Foerter To reiterate, we’re shifting our focus to look less at the programs and more how we can make material fit the personalities of the people with whom we are communicating. One generic program does not fit the entire community. We need to analyze businesses and the many strategies they employ within not only their marketing departments, but their entire organizations. Many businesses are successful because they have mastered the customer experience; they take care of their customers and make them feel valued or important. Satisfied customers create a loyal fan base. As a fire service, we want our community to be loyal to us and participate in our programs.

Walt Disney World is the epitome of family vacations for almost every young family. Why does Disney stay in the top position for family entertainment? Walt Disney’s philosophy is, “You don’t build it for yourself. You know what the people want and you build it for them. Get out there, be willing to listen, and then institutionalize learning and continuous improvement on behalf of your [community].”



Q Chief, what advice would you give your fire-chief colleagues across the country who are looking to create more effective public-engagement strategies?

Harrow Step away from tradition. Hire non-traditional firefighters. Callise is as much a firefighter as our suppression firefighters. She does not respond to calls in trucks, she responds to the public via social media.

Secondly, start seeing the fire department as a business entity. Aspects of the fire department need to be run as a business. We are starting down the road of a new marketing strategy that compliments what we have been doing in public education that we are hopeful will take off. Thinking like a business manager can shed a whole new light on your department and some of the possibilities that are open to us.

Q Callise, what steps do you recommend departments take when it comes to engaging with their communities via social media?

Foerter My steps for starting on social media:
  1. Start with one or two networks and post great content regularly
  2. Grow your network by engaging with the type of people you want to follow you
  3. Be available always. Unfortunately, it’s not a nine-to-five job. I joke that you should have online firefighters who respond online when  firefighters respond on the ground, but I’m not really joking.
  4. And my favourite advice from Scott Stratten’s book Unmarketing is if you want to evoke emotion, it’s internal emotion for the reader, not the writer. If someone reads your tweet or blog post, or sees your video, and the only thing they learn is more about you, you’re not evoking emotion. That’s an ad. If you want to persuade people and get them to pass something around, evoke their emotion.
Q Since shifting the approach to a more marketing-savvy style, what results have materialized in Minto?

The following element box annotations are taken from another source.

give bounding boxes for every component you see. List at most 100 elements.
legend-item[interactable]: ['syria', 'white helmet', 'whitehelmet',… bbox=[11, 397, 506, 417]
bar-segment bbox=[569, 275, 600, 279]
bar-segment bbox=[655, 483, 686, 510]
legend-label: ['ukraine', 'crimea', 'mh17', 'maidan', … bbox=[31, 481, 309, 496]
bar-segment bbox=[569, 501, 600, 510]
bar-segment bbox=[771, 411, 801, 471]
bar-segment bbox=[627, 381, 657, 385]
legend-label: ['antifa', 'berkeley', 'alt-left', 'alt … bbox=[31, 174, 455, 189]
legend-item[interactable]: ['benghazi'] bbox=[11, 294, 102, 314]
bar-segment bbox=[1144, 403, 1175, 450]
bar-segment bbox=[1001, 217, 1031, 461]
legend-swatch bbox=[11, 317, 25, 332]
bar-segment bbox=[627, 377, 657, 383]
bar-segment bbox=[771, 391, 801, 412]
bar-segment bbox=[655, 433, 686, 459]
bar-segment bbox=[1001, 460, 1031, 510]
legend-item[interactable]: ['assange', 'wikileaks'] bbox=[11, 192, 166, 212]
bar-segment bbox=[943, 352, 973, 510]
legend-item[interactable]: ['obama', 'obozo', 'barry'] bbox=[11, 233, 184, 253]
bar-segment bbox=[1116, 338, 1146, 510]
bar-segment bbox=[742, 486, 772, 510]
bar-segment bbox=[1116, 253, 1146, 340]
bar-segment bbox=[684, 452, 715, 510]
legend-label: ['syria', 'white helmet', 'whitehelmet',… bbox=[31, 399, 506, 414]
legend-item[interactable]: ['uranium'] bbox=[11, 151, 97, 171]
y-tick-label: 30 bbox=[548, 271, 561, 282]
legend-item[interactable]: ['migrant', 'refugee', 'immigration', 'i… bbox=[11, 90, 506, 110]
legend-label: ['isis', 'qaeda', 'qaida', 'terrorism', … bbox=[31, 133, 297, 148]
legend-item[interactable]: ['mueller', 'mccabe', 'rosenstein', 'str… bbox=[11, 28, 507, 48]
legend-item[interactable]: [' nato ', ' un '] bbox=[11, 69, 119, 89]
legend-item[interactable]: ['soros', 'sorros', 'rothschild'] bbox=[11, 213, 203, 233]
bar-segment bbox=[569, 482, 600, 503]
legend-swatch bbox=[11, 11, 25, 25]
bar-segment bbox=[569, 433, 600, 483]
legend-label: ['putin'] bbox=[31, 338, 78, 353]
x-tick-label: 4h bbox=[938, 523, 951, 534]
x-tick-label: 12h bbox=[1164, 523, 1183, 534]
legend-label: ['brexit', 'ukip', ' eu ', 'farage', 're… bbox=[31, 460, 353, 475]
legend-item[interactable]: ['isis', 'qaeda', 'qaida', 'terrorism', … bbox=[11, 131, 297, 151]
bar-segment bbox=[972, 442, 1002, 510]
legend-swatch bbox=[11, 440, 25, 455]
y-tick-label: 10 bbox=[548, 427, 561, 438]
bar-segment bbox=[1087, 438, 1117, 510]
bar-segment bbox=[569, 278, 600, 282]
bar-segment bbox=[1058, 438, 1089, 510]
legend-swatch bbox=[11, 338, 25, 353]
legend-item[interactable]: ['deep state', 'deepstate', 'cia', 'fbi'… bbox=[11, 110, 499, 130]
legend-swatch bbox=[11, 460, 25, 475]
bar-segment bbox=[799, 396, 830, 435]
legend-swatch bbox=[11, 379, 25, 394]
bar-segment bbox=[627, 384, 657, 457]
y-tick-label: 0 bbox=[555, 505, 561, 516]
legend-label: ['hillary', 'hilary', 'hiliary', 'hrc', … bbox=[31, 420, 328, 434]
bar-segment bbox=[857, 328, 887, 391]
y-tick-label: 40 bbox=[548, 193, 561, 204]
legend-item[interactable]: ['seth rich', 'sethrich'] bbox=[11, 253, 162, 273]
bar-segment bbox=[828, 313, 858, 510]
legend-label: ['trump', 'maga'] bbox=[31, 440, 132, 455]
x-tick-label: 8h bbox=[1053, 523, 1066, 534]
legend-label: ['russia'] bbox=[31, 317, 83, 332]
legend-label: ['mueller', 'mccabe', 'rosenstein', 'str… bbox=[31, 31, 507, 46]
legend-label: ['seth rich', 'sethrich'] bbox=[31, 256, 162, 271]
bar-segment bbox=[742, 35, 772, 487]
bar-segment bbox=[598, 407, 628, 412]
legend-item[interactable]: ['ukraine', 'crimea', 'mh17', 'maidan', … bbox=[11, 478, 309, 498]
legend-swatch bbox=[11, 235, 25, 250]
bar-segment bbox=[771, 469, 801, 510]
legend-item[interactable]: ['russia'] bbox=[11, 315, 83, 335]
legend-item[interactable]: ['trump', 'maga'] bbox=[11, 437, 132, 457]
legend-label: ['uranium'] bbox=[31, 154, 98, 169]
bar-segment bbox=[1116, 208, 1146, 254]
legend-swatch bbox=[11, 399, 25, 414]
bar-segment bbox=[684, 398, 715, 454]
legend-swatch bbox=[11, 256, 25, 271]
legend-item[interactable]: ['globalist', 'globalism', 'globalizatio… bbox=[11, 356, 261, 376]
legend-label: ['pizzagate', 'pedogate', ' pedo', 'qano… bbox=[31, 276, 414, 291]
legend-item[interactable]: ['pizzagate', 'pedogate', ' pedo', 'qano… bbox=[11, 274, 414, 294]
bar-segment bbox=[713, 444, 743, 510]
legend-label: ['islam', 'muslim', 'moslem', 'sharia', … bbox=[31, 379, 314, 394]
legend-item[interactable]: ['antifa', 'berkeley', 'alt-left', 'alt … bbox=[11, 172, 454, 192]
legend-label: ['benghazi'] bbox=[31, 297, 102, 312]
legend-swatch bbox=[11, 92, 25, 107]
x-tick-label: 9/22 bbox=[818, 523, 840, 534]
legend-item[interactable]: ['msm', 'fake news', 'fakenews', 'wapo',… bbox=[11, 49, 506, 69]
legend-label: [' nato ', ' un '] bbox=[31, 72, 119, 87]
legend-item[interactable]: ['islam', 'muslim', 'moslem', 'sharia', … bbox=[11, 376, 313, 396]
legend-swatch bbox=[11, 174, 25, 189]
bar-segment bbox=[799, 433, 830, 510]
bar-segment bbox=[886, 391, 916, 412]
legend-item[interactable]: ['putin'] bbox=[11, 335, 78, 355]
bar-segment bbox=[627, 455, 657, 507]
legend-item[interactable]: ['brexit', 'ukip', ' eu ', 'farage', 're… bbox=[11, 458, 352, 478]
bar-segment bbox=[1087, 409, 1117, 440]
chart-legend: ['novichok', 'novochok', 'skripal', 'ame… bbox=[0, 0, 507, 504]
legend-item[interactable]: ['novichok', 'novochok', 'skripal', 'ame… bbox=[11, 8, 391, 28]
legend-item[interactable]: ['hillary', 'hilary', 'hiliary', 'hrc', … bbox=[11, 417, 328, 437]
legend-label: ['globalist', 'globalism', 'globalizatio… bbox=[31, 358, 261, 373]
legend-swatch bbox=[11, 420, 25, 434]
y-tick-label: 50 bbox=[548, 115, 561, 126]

Harrow Our volunteer and recruitment program has become more successful. The firefighters are able to feel proud of their organization and how well the community responds to them. The entire organization needs to buy into a successful public-education program. The firefighters in the department deserve credit for promoting the program and being out in their home communities.

Foerter Our department has reaped many benefits from our new approach to public education, including:
  • Increased awareness of our organization and members.
  • Increased attendance by both our firefighters and our community members at public-education programs and events.
  • Increased community engagement by both our business community and our residents.
  • Increased rapport with our municipal council.
  • Influx of volunteers signing up to become part of our department.
  • Increased retention of our volunteers.
  • Influx of dollars to our training, public-education and equipment divisions.
  • A heightened profile of our organization in the community.